All the stuff beloved by tech writers, such as page and section numbering, cross-referencing, and so on, is done more or less automatically, as long as you insert the right markup to start with. Unfortunately, there is some serious learning to do if you do decide to use TEX-based layout. I wouldn’t recommend it to anyone who doesn’t relish a serious technical challenge. But it works well once it’s set up.
Thanks. I know Scrivener is not a page layout program. I was hoping it had the hooks to make bridging that gap easier.
My target is non-fiction, technology writing. I tend to get work-in-progress reviewed quite often by peers (not editors), so I was hoping it would let me do things like
automatically get a moderately readable version out (once set up, no hand tweaks needed each time)
input some tags to be included in a structured output e.g. XML …, …, … or …, or …. This would make the import into a word processor and consequent styling very easy once set up.
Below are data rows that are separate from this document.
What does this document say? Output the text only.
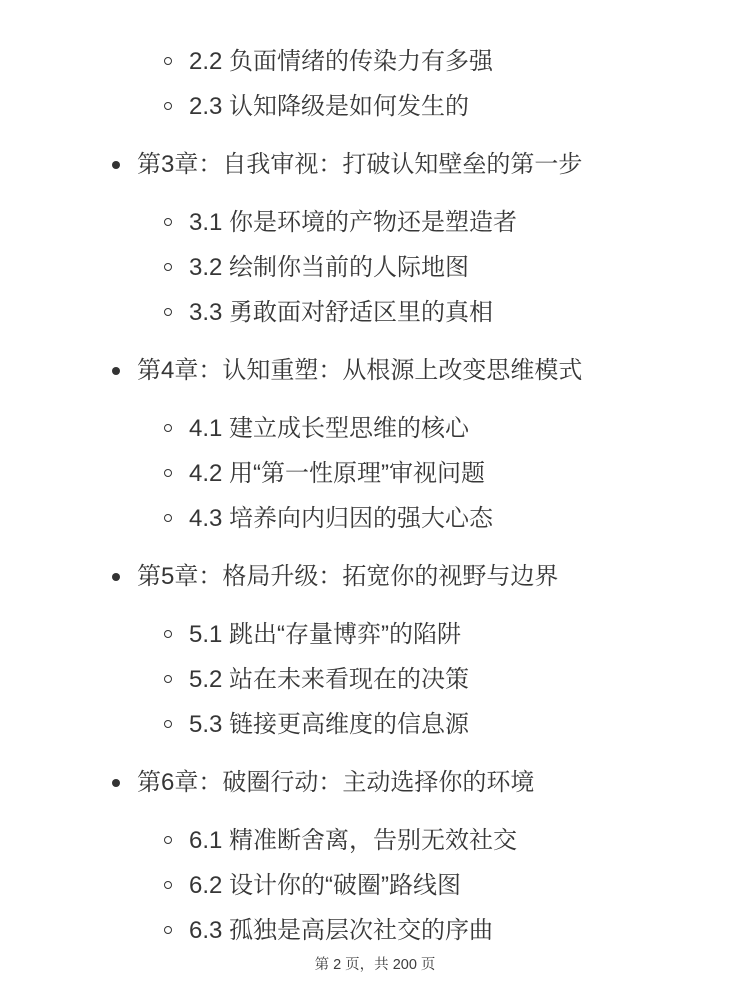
2.2 负面情绪的传染力有多强
2.3 认知降级是如何发生的
第3章：自我审视：打破认知壁垒的第一步
3.1 你是环境的产物还是塑造者
3.2 绘制你当前的人际地图
3.3 勇敢面对舒适区里的真相
第4章：认知重塑：从根源上改变思维模式
4.1 建立成长型思维的核心
4.2 用“第一性原理”审视问题
4.3 培养向内归因的强大心态
第5章：格局升级：拓宽你的视野与边界
5.1 跳出“存量博弈”的陷阱
5.2 站在未来看现在的决策
5.3 链接更高维度的信息源
第6章：破圈行动：主动选择你的环境
6.1 精准断舍离，告别无效社交
6.2 设计你的“破圈”路线图
6.3 孤独是高层次社交的序曲
第 2 页，共 200 页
Any advice on these? btw, I don’t own the program, am considering moving to Mac in part because of (programs like) Scrivener.
If you’re interested in XML you might want to take a peek at MultiMarkDown. That doesn’t use exactly the XML tags you’re talking about but it does export to XHTML and I believe you can configure it to pass LaTeX or XML/HTML tags through without mangling them.
One point of clarification, the Multimarkdown route is hardly “slow” in the same sense that working an exported file with InDesign is. Granted, if none of the “out of the box” exports do what you want, there will be a little time required to tweak the output generator, but once that is done, exporting via MMD is only a few seconds longer than a regular compile.
To see a working example of an MMD document that is intended for basic “vanilla” export, visit the link suggested above to Fletcher’s site. If you wish to see a Scrivener project that has a custom XSLT for export, go to the FAQ on this forum, scroll down to the bottom, and in fine print you’ll find a download link that includes everything you need. This demonstrates a set-up where the Scrivener document can be exported using the compiler and the “LaTeX” MMD export engine to produce a BBCode document seconds later with no post-tweaking required.
If that sounds a little weird, MMD creates LaTeX files by running a strict DTD XHTML file through an XSLT to produce a .tex source file. The BBCode XSLT goes by the same process, but of course generates something suitable for viewing on this forum. So the “LaTeX” exporter is just a way to hook in to custom XSLT jobs out of Scrivener’s compiler in one shot.
Since you’ll want to be converting one XML format (XHTML) to another, the XSLT should be a fair bit simpler than the ones that are intended to produce plain-text source files.